Tetford’s motion was carried, however, Coun. Tony McCarthy piped up to express his personal disgust with the fact that council was being forced to do this work, when both the road and school were provincial property.

“It’s a provincial road, provincial school, and we have to ask their permission to do their work for them,” McCarthy said. “The town now has to come up with $20,000, and it’s unbelievable. I’m supporting the motion, but it’s disgusting that we have to make that motion at all.”

Coun. Hayward Blake followed up with a reminder that council made a motion two years prior, requesting the speed limit in the area be lowered to 30. Blake explained that the request was denied.

“We’ve been trying to get crosswalks there for a while,” said Blake.

Coun. Tetford went on to make a second motion, asking the town to send a letter to the Department of Transportation and Works, requesting for a second time for the speed limit to be lowered.

Coun. Gordon Stone piped up as well, making a third motion on the subject that, once funds for the crosswalk and lights were figured out, the town write a letter to provincial government requesting reimbursement for the money spent.

All three motions were carried.

Waste recovery facility

Council also discussed the local waste recovery facility on Incinerator Road in Harbour Grace.

In recent months, the Town of Harbour Grace and Eastern Waste Management have been handling issues regarding proper cleanup of the site. The town felt as though EWM was not doing their part to properly clean the site, however, EWM also raised concerns about illegal activity taking place at the facility. Council ultimately decided to put a stop work order in place for the site.

In the following weeks, council met with Ed Grant, chair of EWM, to discuss the future of the site. In an interview with The Compass following the meeting, Grant said that he felt as though the meeting went well, and that a stop work order was not yet being placed.

During Wednesday night’s meeting, Coun. Patrick Haire discussed the state of the site since the meeting. As far as he could tell, cleanup of the site had commenced. Haire said that there was a significantly smaller number of shingles on-site, which was one of the bigger issues council had brought forward to Grant.

“The last couple times I’ve been in there, they’ve had an inspector out from Eastern Waste Management,” said Haire. “There’s also a lot less looters up there. There’s nobody around now that are taking stuff out of it, and the inspector chased one fellow right to the door on his quad.”

Despite this, Haire felt as though once-a-week visits from EWM would not be enough, noting that the amount of waste being disposed of on the site on a weekly basis is only increasing.

Mayor Terry Barnes suggested that council give it a few more weeks, and keep an eye on the site. Barnes said that as long as Grant’s promises are kept, the site will remain open, however, if not, Barnes is still prepared to issue a stop work order.

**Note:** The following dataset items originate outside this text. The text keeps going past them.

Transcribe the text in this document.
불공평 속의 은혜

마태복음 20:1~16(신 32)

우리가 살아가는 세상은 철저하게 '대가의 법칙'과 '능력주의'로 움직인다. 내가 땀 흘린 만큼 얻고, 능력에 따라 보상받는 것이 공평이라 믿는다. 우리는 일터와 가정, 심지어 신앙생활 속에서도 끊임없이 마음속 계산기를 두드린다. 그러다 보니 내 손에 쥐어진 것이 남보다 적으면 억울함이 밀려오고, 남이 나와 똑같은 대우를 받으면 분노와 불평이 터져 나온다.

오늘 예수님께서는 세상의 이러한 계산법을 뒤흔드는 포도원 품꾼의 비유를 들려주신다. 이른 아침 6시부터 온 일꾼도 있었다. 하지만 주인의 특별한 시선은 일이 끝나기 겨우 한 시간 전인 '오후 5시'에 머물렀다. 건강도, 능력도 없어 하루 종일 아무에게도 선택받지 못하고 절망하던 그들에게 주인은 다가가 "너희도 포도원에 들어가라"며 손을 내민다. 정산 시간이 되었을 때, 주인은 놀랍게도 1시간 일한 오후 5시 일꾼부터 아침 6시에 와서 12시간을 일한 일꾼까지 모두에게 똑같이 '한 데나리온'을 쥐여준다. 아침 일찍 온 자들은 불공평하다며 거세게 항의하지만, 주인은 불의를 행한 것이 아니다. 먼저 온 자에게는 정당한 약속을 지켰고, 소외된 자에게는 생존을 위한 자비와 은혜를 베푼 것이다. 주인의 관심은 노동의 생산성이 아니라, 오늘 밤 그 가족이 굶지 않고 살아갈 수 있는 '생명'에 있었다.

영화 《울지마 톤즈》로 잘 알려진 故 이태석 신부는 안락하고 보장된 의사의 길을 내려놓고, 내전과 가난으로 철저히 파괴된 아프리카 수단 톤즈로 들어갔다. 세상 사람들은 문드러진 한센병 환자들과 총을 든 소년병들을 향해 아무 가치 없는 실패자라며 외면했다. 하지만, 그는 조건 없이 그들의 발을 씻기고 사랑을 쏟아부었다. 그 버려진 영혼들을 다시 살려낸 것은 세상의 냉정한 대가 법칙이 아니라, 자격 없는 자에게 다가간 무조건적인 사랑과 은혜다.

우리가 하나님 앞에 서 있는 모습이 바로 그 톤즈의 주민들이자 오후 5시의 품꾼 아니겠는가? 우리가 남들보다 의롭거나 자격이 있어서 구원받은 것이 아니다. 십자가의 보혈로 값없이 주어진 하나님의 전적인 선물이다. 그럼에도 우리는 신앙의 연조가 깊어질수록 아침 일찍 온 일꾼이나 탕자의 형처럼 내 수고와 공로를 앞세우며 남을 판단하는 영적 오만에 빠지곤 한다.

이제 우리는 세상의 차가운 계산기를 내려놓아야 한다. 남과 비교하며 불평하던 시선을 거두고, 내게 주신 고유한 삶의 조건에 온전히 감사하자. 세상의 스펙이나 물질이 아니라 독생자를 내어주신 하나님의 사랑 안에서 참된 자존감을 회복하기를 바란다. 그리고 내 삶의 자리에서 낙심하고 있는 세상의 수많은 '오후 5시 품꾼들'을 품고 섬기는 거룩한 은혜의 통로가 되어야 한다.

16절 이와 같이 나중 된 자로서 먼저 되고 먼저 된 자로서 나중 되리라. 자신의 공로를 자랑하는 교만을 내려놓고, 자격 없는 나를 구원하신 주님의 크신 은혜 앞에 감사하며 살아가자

McCarthy suggested some form of open communication between council and EWM, as opposed to council having to visit the site every week. Tetford followed this up with the suggestion of a weekly report on the site from EWM.

“The thing is, we can’t put up with garbage being thrown all over the town, it can’t be all over the place,” said Tetford. “I’m just wondering if we can put it to them that we want a weekly, or bi-weekly report from the employees in there of what’s being dumped, and what’s being moved out of there.”

Ultimately, it was decided that letters addressing these points would be sent to EWM.